因为这个,哪怕他很害怕,但只要想到得到皮后,他的身体就会注入年轻如孩童般的活力,他的刀毫不犹豫地刺向了杜雨彤。
眼看庙会将近,他遇到了一个突发状况。
H国的节目组来拍摄录制,并且还说要封闭道路,禁止人员进出。
庙会就在那期间。
他担心连隔壁村都不能去了。
收到节目组提醒短信的时候,他的心如爪挠般难受。
他的病不能等了。
郭东颖也奄奄一息,快死了。
他俩能不能活过明年的庙会都难说了。
于是,在节目组入驻前一天,他把奄奄一息的郭东颖运回家里偷偷藏起来,并在庙会那天请来了巫师到家里做法。
因为披了杜雨彤的皮后,他并没有觉得自己身体有所好转,察觉可能是缺了什么步骤。
不然的话,那些挎牛皮包穿马皮鞋的人,岂不是有了牛马的命。
所以,一定是有什么仪式步骤是他忘了的。
“巫师看到快死的郭东颖后,当即就想要报警。我跪在地上求他,求他可怜可怜我,我还不到四十岁,我还没娶媳妇,还没当上官,享受到富贵日子,怎么能死呢?”吴力夫委屈地哽咽,“还好,巫师最后被我感动,教了我办法。”
巫师说一个人不够,他得要找够五个人,五行方位必须要做人祭,五方神吸收了死者的八字,镇压生魂,那些人死后便入不了轮回,上不了生死簿,人皮才能起到偷天换日的借命效果。
巫师随口那么一胡诌,只是想拖一下时间,让吴力夫别这么早把人杀了。等到脱身后,他肯定找人把郭东颖救出来。
没想到吴力夫竟然当真,并且认真实践了。
“他自己站不稳的,我只是追上去问几个问题细节,是不是必须在方位上动手才能应验?动手的时候人是不是必须活着?我刚开口,他自己慌得摔倒在地上,脖子磕在了砍刀上。”吴力夫绝望地抱着头,“他死不瞑目,脖子的血流出了一地。我站在他面前,足足过了半个小时,手脚才有知觉。”
巫师死在了他家。
整个滕察的人都会杀了他。
直到在审讯室里坦白这一段时,他都哭得像个稚子,不断地重复自己不是故意的。
之后的事情就和方斯廷所推断的差不多,他觉得巫师就算死了,尸体残留的法力还在,可以震一震井里的厉鬼,免得出来捣乱。
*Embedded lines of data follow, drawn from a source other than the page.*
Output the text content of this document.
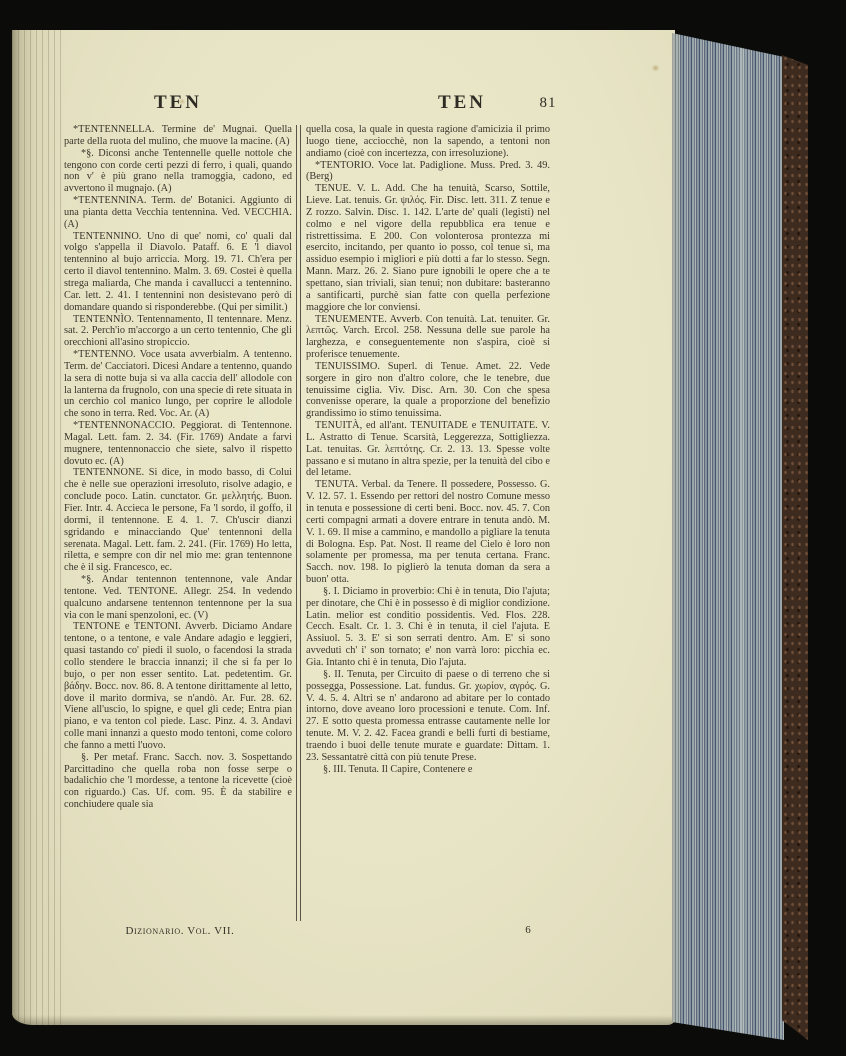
TEN	TEN	81

*TENTENNELLA. Termine de' Mugnai. Quella parte della ruota del mulino, che muove la macine. (A)

*§. Diconsi anche Tentennelle quelle nottole che tengono con corde certi pezzi di ferro, i quali, quando non v' è più grano nella tramoggia, cadono, ed avvertono il mugnajo. (A)

*TENTENNINA. Term. de' Botanici. Aggiunto di una pianta detta Vecchia tentennina. Ved. VECCHIA. (A)

TENTENNINO. Uno di que' nomi, co' quali dal volgo s'appella il Diavolo. Pataff. 6. E 'l diavol tentennino al bujo arriccia. Morg. 19. 71. Ch'era per certo il diavol tentennino. Malm. 3. 69. Costei è quella strega maliarda, Che manda i cavallucci a tentennino. Car. lett. 2. 41. I tentennini non desistevano però di domandare quando si risponderebbe. (Qui per similit.)

TENTENNÌO. Tentennamento, Il tentennare. Menz. sat. 2. Perch'io m'accorgo a un certo tentennìo, Che gli orecchioni all'asino stropiccio.

*TENTENNO. Voce usata avverbialm. A tentenno. Term. de' Cacciatori. Dicesi Andare a tentenno, quando la sera di notte buja si va alla caccia dell' allodole con la lanterna da frugnolo, con una specie di rete situata in un cerchio col manico lungo, per coprire le allodole che sono in terra. Red. Voc. Ar. (A)

*TENTENNONACCIO. Peggiorat. di Tentennone. Magal. Lett. fam. 2. 34. (Fir. 1769) Andate a farvi mugnere, tentennonaccio che siete, salvo il rispetto dovuto ec. (A)

TENTENNONE. Si dice, in modo basso, di Colui che è nelle sue operazioni irresoluto, risolve adagio, e conclude poco. Latin. cunctator. Gr. μελλητής. Buon. Fier. Intr. 4. Accieca le persone, Fa 'l sordo, il goffo, il dormi, il tentennone. E 4. 1. 7. Ch'uscir dianzi sgridando e minacciando Que' tentennoni della serenata. Magal. Lett. fam. 2. 241. (Fir. 1769) Ho letta, riletta, e sempre con dir nel mio me: gran tentennone che è il sig. Francesco, ec.

*§. Andar tentennon tentennone, vale Andar tentone. Ved. TENTONE. Allegr. 254. In vedendo qualcuno andarsene tentennon tentennone per la sua via con le mani spenzoloni, ec. (V)

TENTONE e TENTONI. Avverb. Diciamo Andare tentone, o a tentone, e vale Andare adagio e leggieri, quasi tastando co' piedi il suolo, o facendosi la strada collo stendere le braccia innanzi; il che si fa per lo bujo, o per non esser sentito. Lat. pedetentim. Gr. βάδην. Bocc. nov. 86. 8. A tentone dirittamente al letto, dove il marito dormiva, se n'andò. Ar. Fur. 28. 62. Viene all'uscio, lo spigne, e quel gli cede; Entra pian piano, e va tenton col piede. Lasc. Pinz. 4. 3. Andavi colle mani innanzi a questo modo tentoni, come coloro che fanno a metti l'uovo.

§. Per metaf. Franc. Sacch. nov. 3. Sospettando Parcittadino che quella roba non fosse serpe o badalichio che 'l mordesse, a tentone la ricevette (cioè con riguardo.) Cas. Uf. com. 95. È da stabilire e conchiudere quale sia

quella cosa, la quale in questa ragione d'amicizia il primo luogo tiene, acciocchè, non la sapendo, a tentoni non andiamo (cioè con incertezza, con irresoluzione).

*TENTORIO. Voce lat. Padiglione. Muss. Pred. 3. 49. (Berg)

TENUE. V. L. Add. Che ha tenuità, Scarso, Sottile, Lieve. Lat. tenuis. Gr. ψιλός. Fir. Disc. lett. 311. Z tenue e Z rozzo. Salvin. Disc. 1. 142. L'arte de' quali (legisti) nel colmo e nel vigore della repubblica era tenue e ristrettissima. E 200. Con volonterosa prontezza mi esercito, incitando, per quanto io posso, col tenue sì, ma assiduo esempio i migliori e più dotti a far lo stesso. Segn. Mann. Marz. 26. 2. Siano pure ignobili le opere che a te spettano, sian triviali, sian tenui; non dubitare: basteranno a santificarti, purchè sian fatte con quella perfezione maggiore che lor conviensi.

TENUEMENTE. Avverb. Con tenuità. Lat. tenuiter. Gr. λεπτῶς. Varch. Ercol. 258. Nessuna delle sue parole ha larghezza, e conseguentemente non s'aspira, cioè si proferisce tenuemente.

TENUISSIMO. Superl. di Tenue. Amet. 22. Vede sorgere in giro non d'altro colore, che le tenebre, due tenuissime ciglia. Viv. Disc. Arn. 30. Con che spesa convenisse operare, la quale a proporzione del benefizio grandissimo io stimo tenuissima.

TENUITÀ, ed all'ant. TENUITADE e TENUITATE. V. L. Astratto di Tenue. Scarsità, Leggerezza, Sottigliezza. Lat. tenuitas. Gr. λεπτότης. Cr. 2. 13. 13. Spesse volte passano e si mutano in altra spezie, per la tenuità del cibo e del letame.

TENUTA. Verbal. da Tenere. Il possedere, Possesso. G. V. 12. 57. 1. Essendo per rettori del nostro Comune messo in tenuta e possessione di certi beni. Bocc. nov. 45. 7. Con certi compagni armati a dovere entrare in tenuta andò. M. V. 1. 69. Il mise a cammino, e mandollo a pigliare la tenuta di Bologna. Esp. Pat. Nost. Il reame del Cielo è loro non solamente per promessa, ma per tenuta certana. Franc. Sacch. nov. 198. Io piglierò la tenuta doman da sera a buon' otta.

§. I. Diciamo in proverbio: Chi è in tenuta, Dio l'ajuta; per dinotare, che Chi è in possesso è di miglior condizione. Latin. melior est conditio possidentis. Ved. Flos. 228. Cecch. Esalt. Cr. 1. 3. Chi è in tenuta, il ciel l'ajuta. E Assiuol. 5. 3. E' si son serrati dentro. Am. E' si sono avveduti ch' i' son tornato; e' non varrà loro: picchia ec. Gia. Intanto chi è in tenuta, Dio l'ajuta.

§. II. Tenuta, per Circuito di paese o di terreno che si possegga, Possessione. Lat. fundus. Gr. χωρίον, αγρός. G. V. 4. 5. 4. Altri se n' andarono ad abitare per lo contado intorno, dove aveano loro processioni e tenute. Com. Inf. 27. E sotto questa promessa entrasse cautamente nelle lor tenute. M. V. 2. 42. Facea grandi e belli furti di bestiame, traendo i buoi delle tenute murate e guardate: Dittam. 1. 23. Sessantatrè città con più tenute Prese.

§. III. Tenuta. Il Capire, Contenere e

Dizionario. Vol. VII.	6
于是,趁着暴雨和夜色,他用家里的三轮车把尸体和迷晕的郭东颖搬上车,用黑色油布盖着,又提前准备了血八字,打算现场做仪式并在井口把人剥皮——他已经很熟练了,只要二十分钟就足够了。
但那晚替命井出奇地热闹,状况百出,尤其是缉查组,几乎就跟提前知道消息一样,时不时去替命井转悠一圈,直到临近午夜,他才着急忙慌地把郭东颖匆匆淹死灭口。
原本他的打算是,有一年前的事情,镇上的人肯定会再次对传说深信不疑,觉得这是鬼魂害人,会将尸体放在井边不敢靠近,那么他去剥皮轻而易举。
但节目组完全不信镇上人那一套说辞,直接把人解剖,并且放到了卫生院里。
“绝对是替命井的人见不得我抢他的生魂,所以召唤其他生人过来捣乱!”吴力夫愤怒道,“那个厉鬼简直该死。”
“他已经是个死鬼了。”方斯廷提醒道。
都死得不能再死了,还能诅咒他怎么死?
在吓钟厚望的时候,他还好死不死地让卢开宇撞见了那一幕。
他急中生智,说巫师在新生,从这副旧的躯壳中解脱,他就能从断裂到只剩一层皮的脖子里重新长出一副新的躯体供他使用。
而饲料,就是郭东颖。
巫师长生不老的秘密一直是个迷,卢开宇信了他一辈子,乍然听见这个说法,一时间也被诓住了,两人一起将郭东颖抬到井边,急切而迅速地将人丢了下去。
后来,他骗卢开宇到家,迷晕人,剥了他的皮,用尸体和郭东颖的互换,成功得到了郭东颖的皮,又把一个月前的杜雨彤挖出来,根据巫师的提示,把她埋在了黄泉路边。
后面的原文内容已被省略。